Amy and Dan crouched in the brush just outside the poachers’ camp. The full moon was both a blessing and a curse — a blessing because it was so bright that Dan and Amy didn’t need to use their flashlights, which would have given them away. And a curse because it was harder to hide from the park guards swarming the forest. But at the camp there was no sign of life, not even the smoking ashes of a campfire. Where were the blackmailers hiding?
There were
definitely poachers here, or had been at some point. Loggers had cleared about an acre of mahogany trees. The wood was stacked on the back of a truck, ready to be sneaked out of the forest. Tents were set up at the far end near a crumbling temple. The poachers had ruined part of the jungle and endangered the habitat of multiple birds and animals.
On top of that, they were apparently eager to accept Pierce’s dirty money and hide his men for him. “Do you remember the instructions?” she whispered to Dan.
Dan nodded, hefting the small sack of cash. Earlier in the evening the blackmailers had e-mailed specific instructions on how and where to leave the money and find the book. “Leave the money at the foot of the temple. There will be a note on the bottom step telling us where to find the book.”
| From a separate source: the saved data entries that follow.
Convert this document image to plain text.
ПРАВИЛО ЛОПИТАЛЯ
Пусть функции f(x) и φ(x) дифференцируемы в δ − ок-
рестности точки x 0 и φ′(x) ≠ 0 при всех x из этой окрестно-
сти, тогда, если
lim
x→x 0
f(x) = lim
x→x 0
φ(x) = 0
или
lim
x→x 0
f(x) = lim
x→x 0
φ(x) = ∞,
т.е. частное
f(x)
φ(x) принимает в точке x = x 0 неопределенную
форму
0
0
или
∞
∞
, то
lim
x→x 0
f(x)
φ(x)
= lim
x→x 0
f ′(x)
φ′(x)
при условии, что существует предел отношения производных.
“There had better be.” Amy gritted her teeth. She was itching to get the book and get out of there. The nerves just under her skin prickled with electricity. She wasn’t sure if that was the serum acting on her nervous system or if her sharply honed instincts for danger were trying to warn her of something.
“You give the signal,” she told Dan. He nodded again, scanning the clearing carefully. They watched for any sign of movement. Behind them, the jungle teemed with nocturnal life. But in the clearing, all was still.
They had to cross the clearing to get to the temple, a crumbling, half-excavated pyramid still covered with vines. The poachers might have started excavating it, hoping to find some treasures to sell. One side of the temple looked like a simple mound of dirt, while on the other side some dirt had been dug away to reveal part of a stone step pyramid. The moon lit up the clearing like a searchlight. There was no way to cross it unnoticed, nowhere to hide. That was where they’d be most vulnerable.
Dan watched for another moment. Just as Amy was thinking there was no point in putting it off any longer, Dan tapped her on the forearm. Go.